When Rob Evans took over as Mississippi coach five years ago, he inherited a little office that had bare cinder-block walls. He spruced up the place with navy wallpaper, a huge wooden bookcase and a leather couch. This season he's taking the next step: He's moving to more spacious digs, part of a new suite of basketball offices being built at Tad Smith Coliseum.
The Ole Miss program has undergone a similar upgrade during Evans's tenure. Back in the bare-walls days, the Rebels struggled against Division II teams like Abilene Christian and Oakland University. Last season they went 20-9, surfaced in the Top 25 for the first time, beat Kentucky for the first time in seven years, won the Southeastern Conference's Western Division and got an NCAA tournament bid. Evans has all five starters back and only one significant concern: finding enough playing time for his subs. "For so long around here, basketball season came and everything was negative," Evans says. "This year people have talked about basketball all summer and all fall. It's what I envisioned when I came here."

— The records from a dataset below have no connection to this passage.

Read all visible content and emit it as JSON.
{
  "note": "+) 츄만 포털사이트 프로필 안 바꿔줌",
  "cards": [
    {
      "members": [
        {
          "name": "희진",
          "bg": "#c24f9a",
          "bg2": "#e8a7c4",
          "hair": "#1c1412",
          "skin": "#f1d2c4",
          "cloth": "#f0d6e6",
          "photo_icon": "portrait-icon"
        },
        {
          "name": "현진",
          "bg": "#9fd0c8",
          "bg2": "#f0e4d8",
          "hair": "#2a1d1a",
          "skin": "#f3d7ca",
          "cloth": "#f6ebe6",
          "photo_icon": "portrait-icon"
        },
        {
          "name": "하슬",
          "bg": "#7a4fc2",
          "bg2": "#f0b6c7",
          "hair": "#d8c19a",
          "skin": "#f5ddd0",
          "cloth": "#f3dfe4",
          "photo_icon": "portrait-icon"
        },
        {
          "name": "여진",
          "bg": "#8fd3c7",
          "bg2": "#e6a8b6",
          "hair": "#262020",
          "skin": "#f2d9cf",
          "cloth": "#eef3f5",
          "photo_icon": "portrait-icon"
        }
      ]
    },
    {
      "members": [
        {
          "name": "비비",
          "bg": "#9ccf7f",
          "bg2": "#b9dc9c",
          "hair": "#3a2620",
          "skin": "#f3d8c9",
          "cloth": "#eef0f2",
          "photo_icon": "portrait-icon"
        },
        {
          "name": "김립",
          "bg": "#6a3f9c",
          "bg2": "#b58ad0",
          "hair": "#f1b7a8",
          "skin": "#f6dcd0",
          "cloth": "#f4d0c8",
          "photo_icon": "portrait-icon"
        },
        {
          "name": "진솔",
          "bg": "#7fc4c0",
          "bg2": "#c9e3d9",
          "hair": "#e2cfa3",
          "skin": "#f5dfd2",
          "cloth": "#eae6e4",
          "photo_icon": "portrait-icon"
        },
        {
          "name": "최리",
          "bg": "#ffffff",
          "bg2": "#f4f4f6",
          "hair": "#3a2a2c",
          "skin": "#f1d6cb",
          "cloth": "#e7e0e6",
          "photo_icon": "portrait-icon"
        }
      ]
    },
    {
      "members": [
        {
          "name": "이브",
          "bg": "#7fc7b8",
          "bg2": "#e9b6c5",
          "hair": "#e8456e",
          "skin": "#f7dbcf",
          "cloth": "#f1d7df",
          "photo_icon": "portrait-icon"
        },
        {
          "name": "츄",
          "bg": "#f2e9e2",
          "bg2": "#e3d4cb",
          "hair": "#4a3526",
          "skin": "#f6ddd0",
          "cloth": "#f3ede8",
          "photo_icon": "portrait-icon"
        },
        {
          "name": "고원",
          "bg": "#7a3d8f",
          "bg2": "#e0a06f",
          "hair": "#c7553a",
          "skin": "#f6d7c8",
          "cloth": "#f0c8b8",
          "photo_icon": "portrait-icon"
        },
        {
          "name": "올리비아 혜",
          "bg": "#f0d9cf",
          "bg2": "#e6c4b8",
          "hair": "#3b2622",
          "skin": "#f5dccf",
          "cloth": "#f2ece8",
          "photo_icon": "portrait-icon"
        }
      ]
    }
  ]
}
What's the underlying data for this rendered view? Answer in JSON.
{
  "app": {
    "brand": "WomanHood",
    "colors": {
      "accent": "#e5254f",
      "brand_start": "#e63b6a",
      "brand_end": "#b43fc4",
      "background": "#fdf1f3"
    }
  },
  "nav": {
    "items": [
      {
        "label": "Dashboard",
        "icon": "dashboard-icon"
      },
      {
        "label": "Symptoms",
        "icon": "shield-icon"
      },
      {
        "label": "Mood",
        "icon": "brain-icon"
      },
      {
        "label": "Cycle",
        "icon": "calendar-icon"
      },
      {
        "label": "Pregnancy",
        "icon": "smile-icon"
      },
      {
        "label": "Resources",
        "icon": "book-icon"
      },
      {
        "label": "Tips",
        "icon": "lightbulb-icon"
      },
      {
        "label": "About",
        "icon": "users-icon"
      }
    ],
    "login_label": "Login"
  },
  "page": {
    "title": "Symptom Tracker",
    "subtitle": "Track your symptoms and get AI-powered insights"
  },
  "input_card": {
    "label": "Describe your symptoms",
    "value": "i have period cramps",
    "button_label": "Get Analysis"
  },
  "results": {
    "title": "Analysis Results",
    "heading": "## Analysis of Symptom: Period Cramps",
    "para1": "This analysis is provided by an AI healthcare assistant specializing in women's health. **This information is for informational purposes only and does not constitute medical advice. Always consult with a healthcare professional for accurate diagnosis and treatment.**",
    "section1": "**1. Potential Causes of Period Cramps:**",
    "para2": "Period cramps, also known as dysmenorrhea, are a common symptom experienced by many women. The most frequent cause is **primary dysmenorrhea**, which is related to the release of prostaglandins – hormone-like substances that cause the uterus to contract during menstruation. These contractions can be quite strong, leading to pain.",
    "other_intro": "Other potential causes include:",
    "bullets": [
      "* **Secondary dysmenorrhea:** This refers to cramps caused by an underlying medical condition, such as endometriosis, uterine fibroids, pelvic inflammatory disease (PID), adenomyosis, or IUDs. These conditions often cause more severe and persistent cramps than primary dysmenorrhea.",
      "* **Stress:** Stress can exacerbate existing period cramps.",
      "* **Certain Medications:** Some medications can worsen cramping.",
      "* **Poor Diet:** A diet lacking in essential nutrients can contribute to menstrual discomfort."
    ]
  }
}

The player most responsible for the upswing? A man named Su. Ansu Sesay (pronounced ANN-sue SEE-say) is his full name, but Su is what his teammates call him and what you'll hear Rebel fans howling at games. "Not only is he a great athlete, he's also a great listener and learner," Evans says of the 6'9" forward from Houston.
Last season, as a junior, Sesay was named first-team All-SEC after averaging 14.8 points and 7.9 rebounds per game. He ranked among the top 10 in the league in four categories. "He's a leader, a hard worker, unselfish, a people person," says clutch-shooting senior sixth man Joezon Darby. "He's really been a brother to me."
Evans fosters that family feeling. He requires each player to stop by his little office daily, just to chat. Sometimes it's a one-on-one discussion about girlfriend troubles; at other times there are 10 players shooting the breeze in Evans's cramped quarters. (This is where the new, larger office will really come in handy.) The players got even closer in May when they spent 11 days touring Australia, winning all five of their games against Aussie club teams. "If you don't have a close bond, I don't think you can call yourselves a team," Sesay says. "You really wouldn't be getting anything out of it, except just basketball."
The Rebels had grown so tight by the end of last season that Evans turned down a more lucrative job offer from Louisiana State because he couldn't bear to leave his players. "We had asked them for their loyalty," Evans says, "and for me to leave them at that time in their lives for more money would have been phony."
Instead he'll start his sixth season in Oxford with a team that's for real.